Every city and town in Louisiana that wasn't blasted by the hurricane is full of evacuees. Then there are the tens of thousands in Texas and the multitudes scattered across neighboring states. Their host communities have the best of intentions, but many won't be able to stand the added drain on resources indefinitely. Where will these people go? Why wasn't there a plan?
That's when I start my finger-pointing, because a few days in and around this ground zero have convinced me that there are two things the federal government failed to do, and that for these failures there's ultimately no one to blame but the president.
First, an administration that since Sept. 11, 2001, has told us a major terrorist strike is inevitable should have had in place a well-elaborated plan for evacuating a major American city. Even if there wasn't a specific plan for New Orleans -- although it was clear that a breach of the city's levees was one of the likeliest natural catastrophes -- there should have been a generic plan. George W. Bush told us time and again that our cities were threatened. Shouldn't he have ordered up a plan to get people out?

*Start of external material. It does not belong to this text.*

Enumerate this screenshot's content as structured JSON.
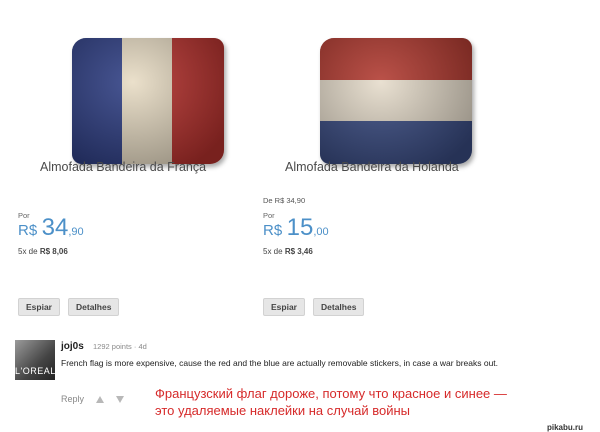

Second, someone should have thought about what to do with hundreds of thousands of evacuees, both in the days after a disaster and in the long term. As people flooded out of New Orleans, it was officials at the state and local level who rose to the challenge, making it up as they went along. Bring a bunch of people to the Astrodome. We have a vacant hotel that we can use. Send a hundred or so down to our church and we'll do the best we can.
Tent cities aren't a happy option, but neither is haphazard improvisation. Is the problem the Bush administration's ideological fervor for small government? Does the White House really believe that primary responsibility should fall on volunteers, church groups and individuals? Or is it just stunning incompetence and lack of foresight?
At the big shelter here in Baton Rouge on Sunday, some student volunteers from Louisiana State University took a group of children outside to get some air. The kids were using sheets of cardboard as sleds and surfboards, zooming down the grassy levee next to the Mississippi River and then scampering back uphill for another ride. It was a beautiful, sunny day, and the scene warmed your heart. But those college students are going to have to go back to their classes, and then how will those kids from New Orleans spend their days?